Initiating a Campaign

In order to initiate a clean-up campaign, an agitation for it must first be started. The press, civic organizations and industrial life insurance companies have been the principal agitators.

The industrial life insurance companies reach the individual citizen and endeavor to get his cooperation in the movement for more sanitary laws and conditions. Unlike the press they reach the foreigner and the class of people who do not read the newspapers, or at most only the Sunday editions.

Some idea of the possibility for individual and community good which these agencies hold in their power may be gained when one considers that one company alone has millions of policy holders in the United States and Canada. The collectors making their weekly or monthly calls distribute leaflets and circulars disseminating sound ideas in regard to public and private health.

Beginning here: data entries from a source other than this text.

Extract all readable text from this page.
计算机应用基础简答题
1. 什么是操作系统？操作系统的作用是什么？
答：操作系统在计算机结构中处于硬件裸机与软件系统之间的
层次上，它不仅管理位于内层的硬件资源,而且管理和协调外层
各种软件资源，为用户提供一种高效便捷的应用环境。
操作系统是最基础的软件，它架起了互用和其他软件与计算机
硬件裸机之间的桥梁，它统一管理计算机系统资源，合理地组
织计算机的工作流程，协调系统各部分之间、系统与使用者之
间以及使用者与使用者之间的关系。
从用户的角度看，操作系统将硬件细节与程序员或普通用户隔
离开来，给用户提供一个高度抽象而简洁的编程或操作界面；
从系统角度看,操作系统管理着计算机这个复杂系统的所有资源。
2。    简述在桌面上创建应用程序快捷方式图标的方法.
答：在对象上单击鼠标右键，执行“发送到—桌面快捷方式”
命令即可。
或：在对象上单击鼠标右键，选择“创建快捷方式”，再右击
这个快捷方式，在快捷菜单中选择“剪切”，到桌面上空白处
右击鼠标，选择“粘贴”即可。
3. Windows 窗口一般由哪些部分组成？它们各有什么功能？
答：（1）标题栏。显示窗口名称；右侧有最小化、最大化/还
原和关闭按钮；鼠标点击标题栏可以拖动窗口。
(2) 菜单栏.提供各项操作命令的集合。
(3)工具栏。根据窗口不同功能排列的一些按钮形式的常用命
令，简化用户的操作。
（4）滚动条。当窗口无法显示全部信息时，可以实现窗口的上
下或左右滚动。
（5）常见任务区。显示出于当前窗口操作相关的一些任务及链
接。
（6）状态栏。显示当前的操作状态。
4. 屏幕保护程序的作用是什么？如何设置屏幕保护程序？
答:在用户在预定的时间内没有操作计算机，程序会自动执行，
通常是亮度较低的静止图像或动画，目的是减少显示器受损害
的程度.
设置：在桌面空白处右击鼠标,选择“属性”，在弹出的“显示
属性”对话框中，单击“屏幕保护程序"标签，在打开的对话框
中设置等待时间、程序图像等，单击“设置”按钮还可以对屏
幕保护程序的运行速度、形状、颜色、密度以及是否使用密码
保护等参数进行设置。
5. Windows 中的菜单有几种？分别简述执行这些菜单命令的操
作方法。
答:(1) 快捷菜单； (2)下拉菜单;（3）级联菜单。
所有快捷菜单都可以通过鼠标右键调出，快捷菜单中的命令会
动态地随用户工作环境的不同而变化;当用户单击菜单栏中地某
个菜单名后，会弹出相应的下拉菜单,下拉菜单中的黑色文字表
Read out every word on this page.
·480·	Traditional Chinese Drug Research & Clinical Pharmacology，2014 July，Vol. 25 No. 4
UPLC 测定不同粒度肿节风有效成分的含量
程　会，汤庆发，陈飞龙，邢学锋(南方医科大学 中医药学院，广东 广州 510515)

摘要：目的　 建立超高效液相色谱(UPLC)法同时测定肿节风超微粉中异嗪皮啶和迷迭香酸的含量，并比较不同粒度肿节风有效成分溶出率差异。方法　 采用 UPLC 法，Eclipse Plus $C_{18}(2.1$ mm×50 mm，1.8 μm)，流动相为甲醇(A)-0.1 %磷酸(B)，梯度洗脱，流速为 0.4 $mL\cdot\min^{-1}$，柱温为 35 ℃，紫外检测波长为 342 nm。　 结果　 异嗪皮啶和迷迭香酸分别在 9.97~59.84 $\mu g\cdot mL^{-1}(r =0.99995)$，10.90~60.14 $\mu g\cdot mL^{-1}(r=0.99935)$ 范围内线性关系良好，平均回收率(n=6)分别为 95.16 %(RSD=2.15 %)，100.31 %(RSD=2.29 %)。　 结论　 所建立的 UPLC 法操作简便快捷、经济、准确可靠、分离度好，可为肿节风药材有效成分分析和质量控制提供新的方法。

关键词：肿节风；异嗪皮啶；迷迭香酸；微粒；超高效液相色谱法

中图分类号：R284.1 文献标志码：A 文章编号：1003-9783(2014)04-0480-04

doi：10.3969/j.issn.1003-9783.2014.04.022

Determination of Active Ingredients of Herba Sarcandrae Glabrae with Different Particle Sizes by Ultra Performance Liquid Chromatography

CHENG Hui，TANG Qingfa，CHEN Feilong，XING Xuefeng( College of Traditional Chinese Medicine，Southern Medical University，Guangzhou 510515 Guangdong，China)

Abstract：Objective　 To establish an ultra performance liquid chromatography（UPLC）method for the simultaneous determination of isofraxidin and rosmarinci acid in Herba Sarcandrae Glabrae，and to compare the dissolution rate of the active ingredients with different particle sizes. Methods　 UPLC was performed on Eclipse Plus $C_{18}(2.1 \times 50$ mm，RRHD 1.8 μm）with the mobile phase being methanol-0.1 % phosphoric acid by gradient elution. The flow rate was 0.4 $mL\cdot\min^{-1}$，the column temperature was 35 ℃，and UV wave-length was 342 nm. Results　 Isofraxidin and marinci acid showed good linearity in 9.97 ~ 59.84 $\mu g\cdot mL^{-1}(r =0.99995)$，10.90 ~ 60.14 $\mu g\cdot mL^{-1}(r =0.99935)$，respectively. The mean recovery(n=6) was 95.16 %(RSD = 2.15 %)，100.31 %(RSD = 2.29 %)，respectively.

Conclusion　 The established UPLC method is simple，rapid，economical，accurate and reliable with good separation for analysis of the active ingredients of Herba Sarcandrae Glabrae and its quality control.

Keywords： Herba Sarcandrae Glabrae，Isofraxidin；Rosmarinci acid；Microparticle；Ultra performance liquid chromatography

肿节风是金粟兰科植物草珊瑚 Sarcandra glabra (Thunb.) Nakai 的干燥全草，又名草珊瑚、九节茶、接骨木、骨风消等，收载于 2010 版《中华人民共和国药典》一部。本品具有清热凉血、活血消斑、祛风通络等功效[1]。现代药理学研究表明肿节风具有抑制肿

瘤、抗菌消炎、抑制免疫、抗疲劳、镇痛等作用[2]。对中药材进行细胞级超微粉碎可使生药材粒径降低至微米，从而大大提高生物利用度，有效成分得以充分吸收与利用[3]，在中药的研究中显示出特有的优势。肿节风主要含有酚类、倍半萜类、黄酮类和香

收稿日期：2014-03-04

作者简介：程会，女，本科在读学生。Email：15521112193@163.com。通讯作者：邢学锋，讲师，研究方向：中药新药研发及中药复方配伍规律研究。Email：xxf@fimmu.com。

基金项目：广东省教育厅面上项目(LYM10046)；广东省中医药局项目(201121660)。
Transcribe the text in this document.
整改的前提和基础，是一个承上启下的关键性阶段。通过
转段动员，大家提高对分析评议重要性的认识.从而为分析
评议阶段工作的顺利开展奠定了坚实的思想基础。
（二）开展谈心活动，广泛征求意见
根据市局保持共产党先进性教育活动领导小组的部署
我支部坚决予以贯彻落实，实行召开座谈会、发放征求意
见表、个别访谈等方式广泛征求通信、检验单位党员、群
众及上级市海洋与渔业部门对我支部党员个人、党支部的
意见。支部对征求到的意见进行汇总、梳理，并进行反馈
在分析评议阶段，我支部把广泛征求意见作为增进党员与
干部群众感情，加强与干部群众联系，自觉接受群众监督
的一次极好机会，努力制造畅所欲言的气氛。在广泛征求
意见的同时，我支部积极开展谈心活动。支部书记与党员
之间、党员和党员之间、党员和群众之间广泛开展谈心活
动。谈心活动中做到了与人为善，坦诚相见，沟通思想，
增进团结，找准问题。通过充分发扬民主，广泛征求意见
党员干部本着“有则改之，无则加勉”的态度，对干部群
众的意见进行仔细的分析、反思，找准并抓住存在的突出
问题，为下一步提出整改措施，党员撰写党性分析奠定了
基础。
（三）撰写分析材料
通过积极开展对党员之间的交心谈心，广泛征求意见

It is not possible to over-rate the press as a factor in the clean-up movement. The work of the newspaper does not stop with the spreading of information both before and during the campaign—in some instances it takes part in the activities. The columns of the newspapers are open to everything of a news nature that will materially assist—news stories, special articles, editorials, daily programs, cartoons and advertisements.

While the removal of rubbish is essentially a municipal affair, in many instances it was not until civic organizations, such as chambers of commerce, women’s clubs and school clubs, started an agitation for community effort that cities realized their responsibility and inaugurated campaigns.